On the other hand, such tight integration between task context and the event loop does potentially allow other features that are beyond the scope of the current proposal. For example, an event loop could note which task namespace was in effect when a task called call_soon, and arrange that the callback when run would have access to the same task namespace. Whether this is useful, or even well-defined in the case of cross-thread calls (what does it mean to have task-local storage accessed from two threads simultaneously?), is left as a puzzle for event loop implementors to ponder – nothing in this proposal rules out such enhancements as well. It does seem though that such features would be useful primarily for state that already has a tight integration with the event loop – while we might want a request id to be preserved across call_soon, most people would not expect:

with warnings.catch_warnings():
    loop.call_soon(f)

to result in f being run with warnings disabled, which would be the result if call_soon preserved global context in general. It’s also unclear how this would even work given that the warnings context manager __exit__ would be called before f.

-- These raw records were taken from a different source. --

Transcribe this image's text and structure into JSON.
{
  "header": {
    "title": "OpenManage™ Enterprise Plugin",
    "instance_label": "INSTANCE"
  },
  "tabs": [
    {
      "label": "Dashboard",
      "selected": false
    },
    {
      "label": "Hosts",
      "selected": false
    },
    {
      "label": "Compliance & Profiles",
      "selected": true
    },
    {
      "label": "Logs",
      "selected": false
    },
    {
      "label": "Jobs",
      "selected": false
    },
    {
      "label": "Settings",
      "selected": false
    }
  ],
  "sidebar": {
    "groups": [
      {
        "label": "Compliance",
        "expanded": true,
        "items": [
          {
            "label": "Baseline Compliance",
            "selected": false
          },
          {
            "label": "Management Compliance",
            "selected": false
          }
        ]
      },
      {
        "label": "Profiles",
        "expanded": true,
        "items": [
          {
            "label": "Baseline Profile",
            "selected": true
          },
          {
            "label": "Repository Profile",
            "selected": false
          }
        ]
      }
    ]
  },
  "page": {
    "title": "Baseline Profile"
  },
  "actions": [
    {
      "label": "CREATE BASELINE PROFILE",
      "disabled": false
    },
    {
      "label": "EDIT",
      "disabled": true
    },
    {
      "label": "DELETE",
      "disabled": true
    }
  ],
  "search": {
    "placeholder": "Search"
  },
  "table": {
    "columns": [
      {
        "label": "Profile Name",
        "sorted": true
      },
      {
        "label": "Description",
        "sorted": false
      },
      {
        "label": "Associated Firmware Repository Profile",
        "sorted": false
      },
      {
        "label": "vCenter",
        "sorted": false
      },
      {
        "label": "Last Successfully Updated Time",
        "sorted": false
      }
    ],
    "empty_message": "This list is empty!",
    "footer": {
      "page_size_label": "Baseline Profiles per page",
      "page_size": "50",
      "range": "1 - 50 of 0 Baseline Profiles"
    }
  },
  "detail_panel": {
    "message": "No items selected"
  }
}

So this PEP takes the position that __suspend__/__resume__ and “task-local storage” are two complementary tools that are both useful in different circumstances.

Backwards compatibility

Because __suspend__ and __resume__ are optional and default to no-ops, all existing context managers continue to work exactly as before.

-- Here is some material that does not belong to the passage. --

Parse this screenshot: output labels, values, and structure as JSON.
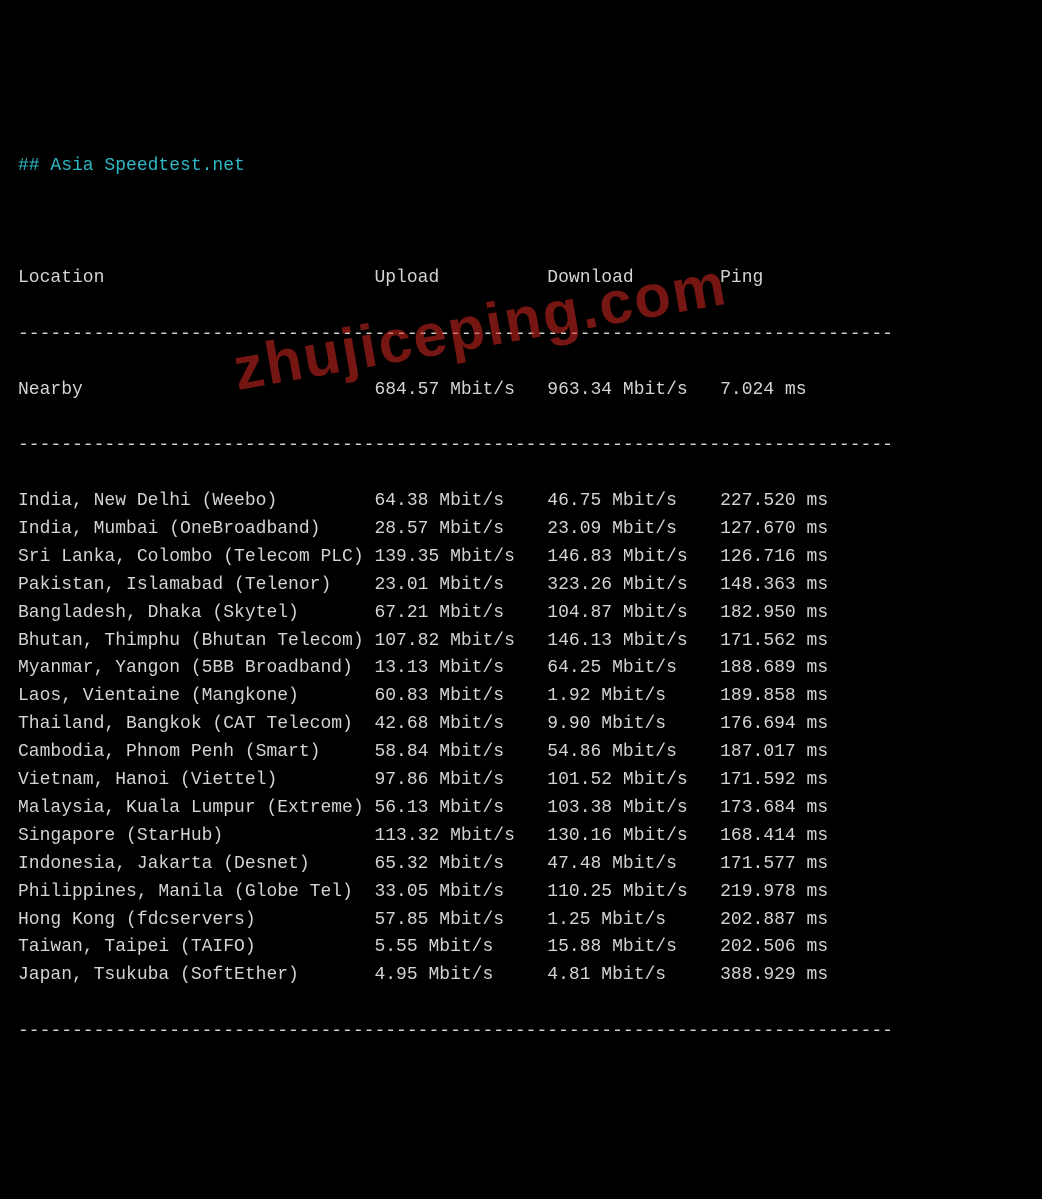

Speed-wise, this proposal adds additional overhead when entering a with block (where we must now check for the additional methods; failed attribute lookup in CPython is rather slow, since it involves allocating an AttributeError), and additional overhead at suspension points. Since the position of with blocks and suspension points is known statically, the compiler can straightforwardly optimize away this overhead in all cases except where one actually has a yield inside a with. Furthermore, because we only do attribute checks for __suspend__ and __resume__ once at the start of a with block, when these attributes are undefined then the per-yield overhead can be optimized down to a single C-level if (frame->needs_suspend_resume_calls) { ... }. Therefore, we expect the overall overhead to be negligible.

Interaction with PEP 492

PEP 492 added new asynchronous context managers, which are like regular context managers, but instead of having regular methods __enter__ and __exit__ they have coroutine methods __aenter__ and __aexit__.

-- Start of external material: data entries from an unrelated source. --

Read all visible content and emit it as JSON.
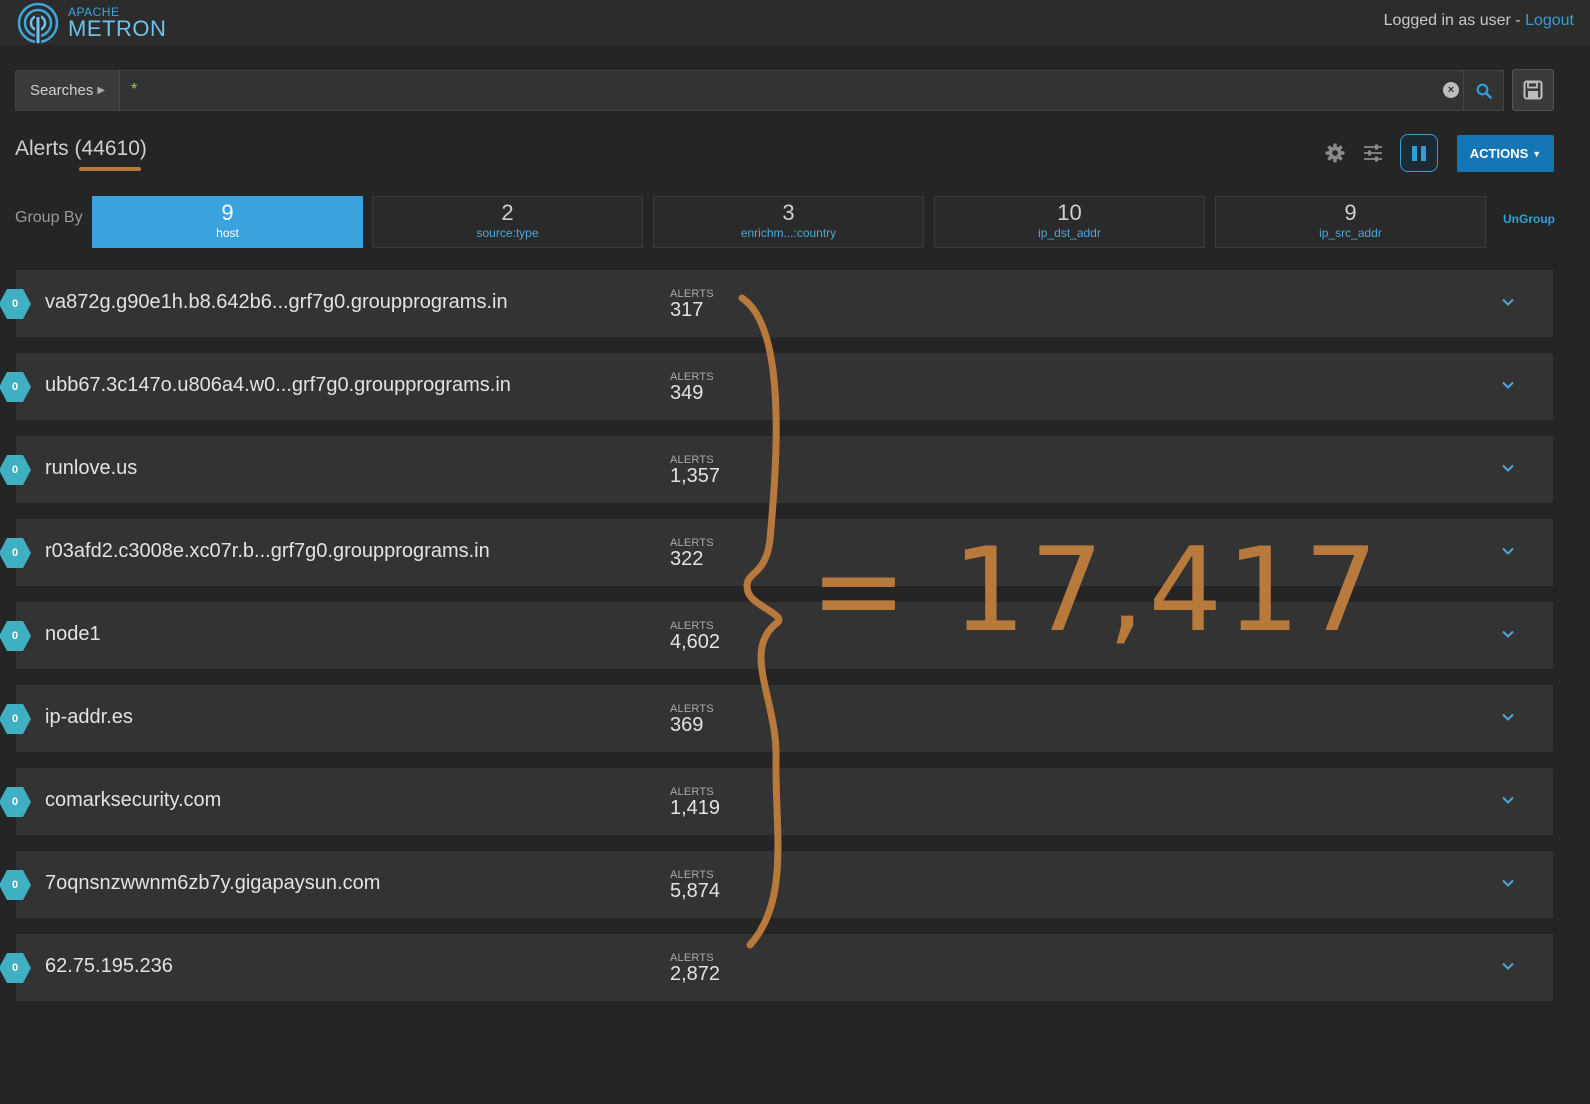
{
  "header": {
    "logo_small": "APACHE",
    "logo_big": "METRON",
    "login_prefix": "Logged in as user - ",
    "logout_label": "Logout"
  },
  "search": {
    "searches_label": "Searches",
    "query": "*"
  },
  "alerts": {
    "title_prefix": "Alerts (",
    "count": "44610",
    "title_suffix": ")"
  },
  "toolbar": {
    "actions_label": "ACTIONS"
  },
  "group_by": {
    "label": "Group By",
    "ungroup_label": "UnGroup",
    "tiles": [
      {
        "count": "9",
        "name": "host",
        "active": true
      },
      {
        "count": "2",
        "name": "source:type",
        "active": false
      },
      {
        "count": "3",
        "name": "enrichm...:country",
        "active": false
      },
      {
        "count": "10",
        "name": "ip_dst_addr",
        "active": false
      },
      {
        "count": "9",
        "name": "ip_src_addr",
        "active": false
      }
    ]
  },
  "rows": [
    {
      "badge": "0",
      "host": "va872g.g90e1h.b8.642b6...grf7g0.groupprograms.in",
      "alerts_label": "ALERTS",
      "alerts": "317"
    },
    {
      "badge": "0",
      "host": "ubb67.3c147o.u806a4.w0...grf7g0.groupprograms.in",
      "alerts_label": "ALERTS",
      "alerts": "349"
    },
    {
      "badge": "0",
      "host": "runlove.us",
      "alerts_label": "ALERTS",
      "alerts": "1,357"
    },
    {
      "badge": "0",
      "host": "r03afd2.c3008e.xc07r.b...grf7g0.groupprograms.in",
      "alerts_label": "ALERTS",
      "alerts": "322"
    },
    {
      "badge": "0",
      "host": "node1",
      "alerts_label": "ALERTS",
      "alerts": "4,602"
    },
    {
      "badge": "0",
      "host": "ip-addr.es",
      "alerts_label": "ALERTS",
      "alerts": "369"
    },
    {
      "badge": "0",
      "host": "comarksecurity.com",
      "alerts_label": "ALERTS",
      "alerts": "1,419"
    },
    {
      "badge": "0",
      "host": "7oqnsnzwwnm6zb7y.gigapaysun.com",
      "alerts_label": "ALERTS",
      "alerts": "5,874"
    },
    {
      "badge": "0",
      "host": "62.75.195.236",
      "alerts_label": "ALERTS",
      "alerts": "2,872"
    }
  ],
  "annotation": {
    "text": "= 17,417",
    "color": "#b8793d"
  },
  "colors": {
    "accent": "#2f9fd8",
    "active_tile": "#3aa3dd",
    "badge": "#3fb0c2",
    "background": "#252525",
    "row": "#333333"
  }
}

Following this pattern, one might expect this proposal to add __asuspend__ and __aresume__ coroutine methods. But this doesn’t make much sense, since the whole point is that __suspend__ should be called before yielding our thread of execution and allowing other code to run. The only thing we accomplish by making __asuspend__ a coroutine is to make it possible for __asuspend__ itself to yield. So either we need to recursively call __asuspend__ from inside __asuspend__, or else we need to give up and allow these yields to happen without calling the suspend callback; either way it defeats the whole point.

Well, with one exception: one possible pattern for coroutine code is to call yield in order to communicate with the coroutine runner, but without actually suspending their execution (i.e., the coroutine might know that the coroutine runner will resume them immediately after processing the yielded message). An example of this is the curio.timeout_after async context manager, which yields a special set_timeout message to the curio kernel, and then the kernel immediately (synchronously) resumes the coroutine which sent the message. And from the user point of view, this timeout value acts just like the kinds of global variables that motivated this PEP. But, there is a crucal difference: this kind of async context manager is, by definition, tightly integrated with the coroutine runner. So, the coroutine runner can take over responsibility for keeping track of which timeouts apply to which coroutines without any need for this PEP at all (and this is indeed how curio.timeout_after works).

That leaves two reasonable approaches to handling async context managers:

  1. Add plain __suspend__ and __resume__ methods.
  2. Leave async context managers alone for now until we have more experience with them.

Either seems plausible, so out of laziness / YAGNI this PEP tentatively proposes to stick with option (2).